On Thu, Jun 23, 2011 at 4:25 PM, Dino Farinacci <[email protected]> wrote:
Yes - so the EID and RLOC refer to the same end-host.

Wrong. The EID is assigned to the end-host and the RLOC is assigned to the
LISP router.

Fine - but if the RLOC were a globally routable address assigned to me
instead of
your LISP router- then your computer with its EID couldn't talk to me.
(and you might
be happier ;-)

It would still work. You are missing something conceptually. We have to talk through this. Maybe at IETF if you are going to be there.

Dino


(And an end-host can have a globally routable address during
transition for interworking..)

Alia

P.S.  Do you disagree with Joel's rephrasing of the issue?

Dino


On Thu, Jun 23, 2011 at 4:23 PM, Dino Farinacci <[email protected]> wrote:

Could a host in a LISP site send to an IP address as an EID and the
same IP address as a globally addressable (or routable)?
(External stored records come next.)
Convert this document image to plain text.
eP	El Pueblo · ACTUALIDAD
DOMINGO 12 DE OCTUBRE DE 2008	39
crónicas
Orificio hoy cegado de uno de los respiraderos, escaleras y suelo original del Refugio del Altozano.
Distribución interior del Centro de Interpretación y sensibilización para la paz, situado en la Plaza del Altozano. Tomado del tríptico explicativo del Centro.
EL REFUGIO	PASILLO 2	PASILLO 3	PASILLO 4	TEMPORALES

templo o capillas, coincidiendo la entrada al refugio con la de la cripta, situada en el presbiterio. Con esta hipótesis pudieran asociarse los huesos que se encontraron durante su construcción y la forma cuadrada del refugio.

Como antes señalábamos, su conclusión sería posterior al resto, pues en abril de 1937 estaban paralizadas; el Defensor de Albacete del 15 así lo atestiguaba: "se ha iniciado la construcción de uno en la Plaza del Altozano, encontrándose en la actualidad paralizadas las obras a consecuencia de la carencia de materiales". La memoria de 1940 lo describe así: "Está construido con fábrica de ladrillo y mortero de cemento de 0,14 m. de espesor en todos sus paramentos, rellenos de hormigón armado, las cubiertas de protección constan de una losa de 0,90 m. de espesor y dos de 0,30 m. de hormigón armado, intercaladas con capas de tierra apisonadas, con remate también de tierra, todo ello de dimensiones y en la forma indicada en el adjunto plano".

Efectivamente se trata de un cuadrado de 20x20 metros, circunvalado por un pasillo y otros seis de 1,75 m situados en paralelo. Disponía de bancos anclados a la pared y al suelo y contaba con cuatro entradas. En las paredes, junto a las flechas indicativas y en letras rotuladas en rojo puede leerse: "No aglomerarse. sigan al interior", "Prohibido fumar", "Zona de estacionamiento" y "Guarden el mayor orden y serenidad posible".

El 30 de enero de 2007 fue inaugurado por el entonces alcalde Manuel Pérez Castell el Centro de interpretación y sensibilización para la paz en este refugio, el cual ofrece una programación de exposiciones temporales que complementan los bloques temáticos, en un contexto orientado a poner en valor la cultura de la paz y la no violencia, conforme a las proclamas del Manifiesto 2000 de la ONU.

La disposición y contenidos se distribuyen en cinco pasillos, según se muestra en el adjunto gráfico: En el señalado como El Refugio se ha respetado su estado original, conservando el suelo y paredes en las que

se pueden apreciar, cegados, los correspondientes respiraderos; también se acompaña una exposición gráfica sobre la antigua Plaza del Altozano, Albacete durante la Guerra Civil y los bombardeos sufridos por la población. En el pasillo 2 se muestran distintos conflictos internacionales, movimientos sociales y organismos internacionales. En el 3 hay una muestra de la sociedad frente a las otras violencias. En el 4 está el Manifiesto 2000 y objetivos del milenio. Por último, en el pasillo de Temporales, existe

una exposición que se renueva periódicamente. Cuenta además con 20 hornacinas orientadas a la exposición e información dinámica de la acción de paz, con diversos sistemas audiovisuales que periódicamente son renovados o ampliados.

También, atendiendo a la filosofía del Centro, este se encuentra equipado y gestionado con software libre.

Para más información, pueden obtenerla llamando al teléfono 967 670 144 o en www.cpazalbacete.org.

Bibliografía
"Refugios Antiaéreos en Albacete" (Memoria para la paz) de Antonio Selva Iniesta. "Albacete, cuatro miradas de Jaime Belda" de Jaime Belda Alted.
A host sends to destinations. So it doesn't know one from the other (a feature). So yes, both a non-LISP site host and a LISP site host can
talk
to
both a non-LISP site and LISP site destination.

Let me provide examples, since I strongly think the answer is NO and
feel
you
have side-stepped the question into vague generalities that ignores the
issue.

I will be very specific. Today my systems at home use an EID for TCP
connections. That same 32-bit value is used as an RLOC for LISP
encapsulating packets that come into my house.